Correspondence with Romare Bearden, Charles Byrne and Hilaire Hiler concerns art, exhibitions and reviews, education, and news of mutual friends. Holty's writings include articles, autobiographical writings, unpublished manuscripts of a monograph,
Art In America
, and an untitled novel. Also found among his writings is a journal which contains his reminiscences of artist friends and acquaintances, and reflections on art, art history, and his life, personal plans and aspirations.
Printed material consists mainly of clippings about or mentioning Holty, and reviews and publicity relating to
The Painter's Mind
, a book Holty wrote with Romare Bearden. Miscellaneous records consist of a transcript of an interview with Carl Holty and an identification card issued to his father.
Photographs are of artwork, people and places. Also included are 6 photograph albums of Holty's artwork, and a small number of negatives. The people pictured are mainly Holty, friends and family. There is also a group photograph that includes Joan Miró.
Provenance
Material on reels N68-93 and N68-105 were lent for microfilming and portions subsequently donated 1972 by Carl Holty; material on reel 670 was donated 1972 by Holty; material on reel 1625 was donated 1976 & 1977 by Charles Byrne, a friend of Holty's. Additional unmicrofilmed photographs donated in 2006 by Virginia Liles, Holty's biographer.
Separated Materials note
Loaned material that was not later donated by Holty was returned to Holty after microfilming. This includes Holty's letters to his wife, Elizabeth, and daughter, Antonia, letters to Zoe Dusanne, letters from Ulfert Wilkie and Erwin Breithaupt, a small amount of general correspondence, and a typescript copy of Holty's journal. Loaned material is available on microfilm reels N68-93 and N68-105, but is not described in the container listing of this finding aid.
Related Archival Materials note
Six interviews with Carl Holty (in addition to the one described in this finding aid) are available at the Archives of American Art. Three are oral histories conducted by the Archives of American Art, 1964-1968. The others are parts of interview collections accessioned by the Archives: Interviews relating to American Abstract Artists (Ruth Bowman), Anne Bowen Parsons collection of Interviews on Art, and Collette Roberts Interviews with Artists.
In addition, substantial correspondence with Carl Holty is included among the Hilaire Hiler papers and Romare Bearden papers owned by the Archives of American Art.
Processing Information note
The bulk of the collection was microfilmed in several installments in the order in which it was received and/or loaned on reels N68-93, N68-105, 439, 670, and 1625. The entire collection was merged and re-processed, arranged and described by Catherine S. Gaines in 2007.

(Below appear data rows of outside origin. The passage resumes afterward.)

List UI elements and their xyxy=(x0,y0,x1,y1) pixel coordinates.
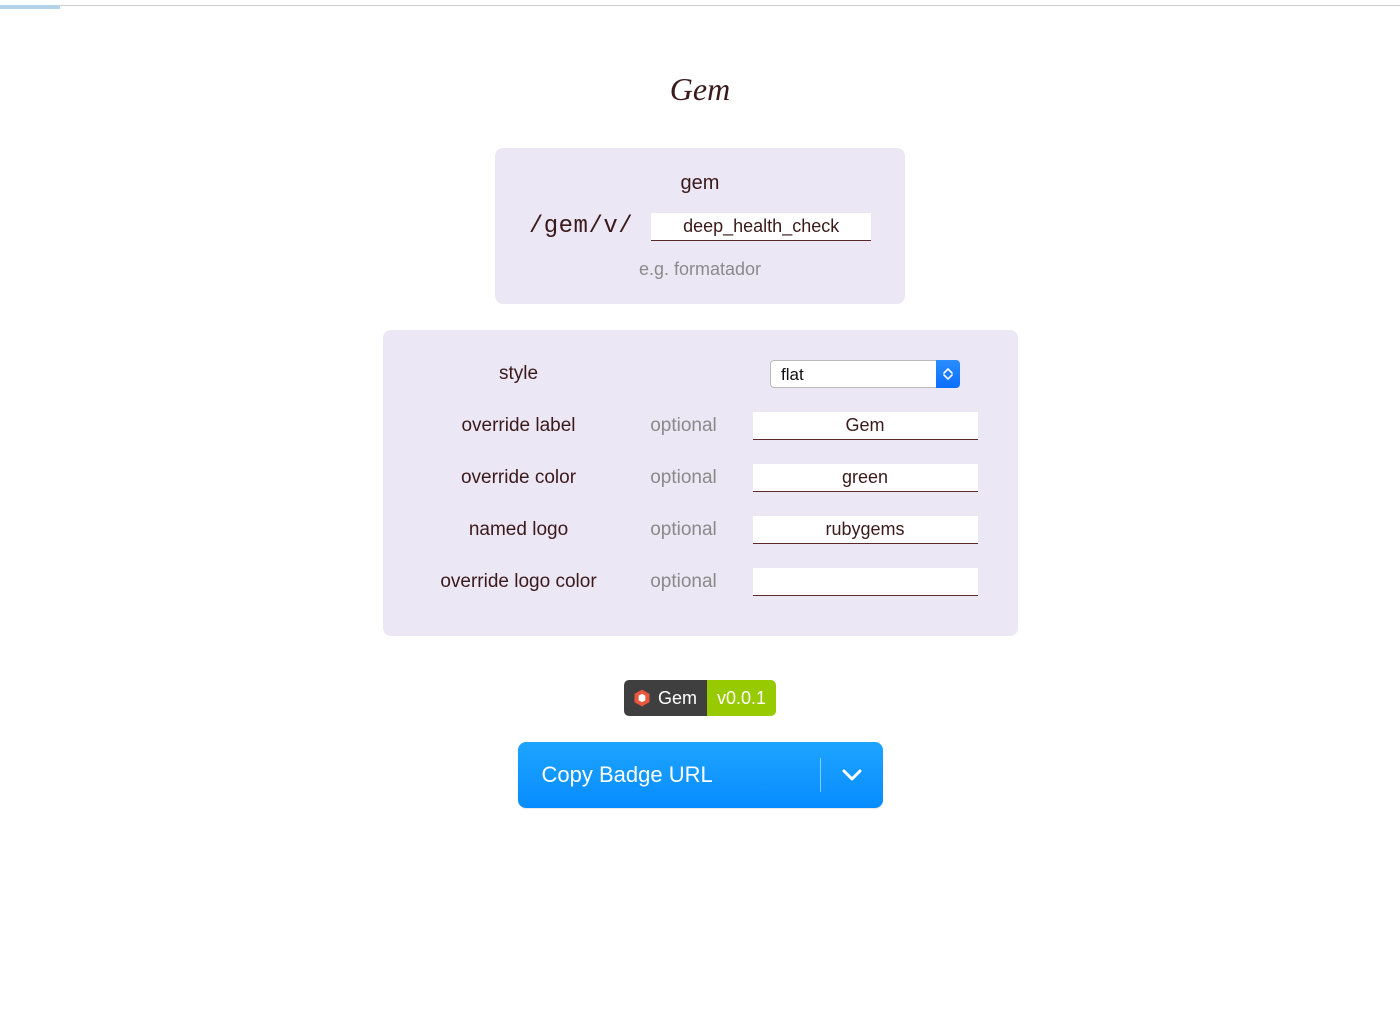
copy-badge-dropdown-button[interactable] xyxy=(821,742,883,808)
override-logo-color-input[interactable] xyxy=(753,568,978,596)
badge-value: v0.0.1 xyxy=(717,688,766,709)
style-select[interactable]: flat xyxy=(770,360,960,388)
named-logo-input[interactable] xyxy=(753,516,978,544)
chevron-down-icon xyxy=(841,768,863,782)
override-label-label: override label xyxy=(419,415,619,437)
gem-example-hint: e.g. formatador xyxy=(639,259,761,280)
badge-preview: Gem v0.0.1 xyxy=(624,680,776,716)
copy-badge-url-button[interactable]: Copy Badge URL xyxy=(518,742,820,808)
named-logo-hint: optional xyxy=(619,519,749,541)
rubygems-icon xyxy=(632,688,652,708)
named-logo-label: named logo xyxy=(419,519,619,541)
override-label-input[interactable] xyxy=(753,412,978,440)
gem-panel: gem /gem/v/ e.g. formatador xyxy=(495,148,905,304)
override-color-hint: optional xyxy=(619,467,749,489)
options-panel: style flat override label optional xyxy=(383,330,1018,636)
override-logo-color-label: override logo color xyxy=(419,571,619,593)
override-label-row: override label optional xyxy=(419,400,982,452)
gem-path-row: /gem/v/ xyxy=(529,213,871,241)
override-color-label: override color xyxy=(419,467,619,489)
override-logo-color-hint: optional xyxy=(619,571,749,593)
copy-badge-button-group: Copy Badge URL xyxy=(518,742,883,808)
override-color-row: override color optional xyxy=(419,452,982,504)
override-color-input[interactable] xyxy=(753,464,978,492)
named-logo-row: named logo optional xyxy=(419,504,982,556)
badge-right: v0.0.1 xyxy=(707,680,776,716)
style-row: style flat xyxy=(419,348,982,400)
override-logo-color-row: override logo color optional xyxy=(419,556,982,608)
tab-indicator xyxy=(0,5,60,9)
style-label: style xyxy=(419,363,619,385)
gem-field-caption: gem xyxy=(681,172,720,195)
gem-name-input[interactable] xyxy=(651,213,871,241)
badge-left: Gem xyxy=(624,680,707,716)
override-label-hint: optional xyxy=(619,415,749,437)
badge-label: Gem xyxy=(658,688,697,709)
main-content: Gem gem /gem/v/ e.g. formatador style fl… xyxy=(0,6,1400,808)
path-prefix: /gem/v/ xyxy=(529,213,633,240)
page-title: Gem xyxy=(670,71,730,108)
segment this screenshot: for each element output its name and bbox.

Additional Forms Available

Microfilm reel N68-93, N68-105, 439, 670, and 1625 available for use at Archives of American Art offices and through interlibrary loan.

Restrictions on Access

Use of original papers requires an appointment and is limited to the Archives' Washington, D.C., Research Center. Contact Reference Services for more information.

How to Cite This Collection

Carl Holty papers, circa 1860s-1972, bulk 1940-1967. Archives of American Art, Smithsonian Institution.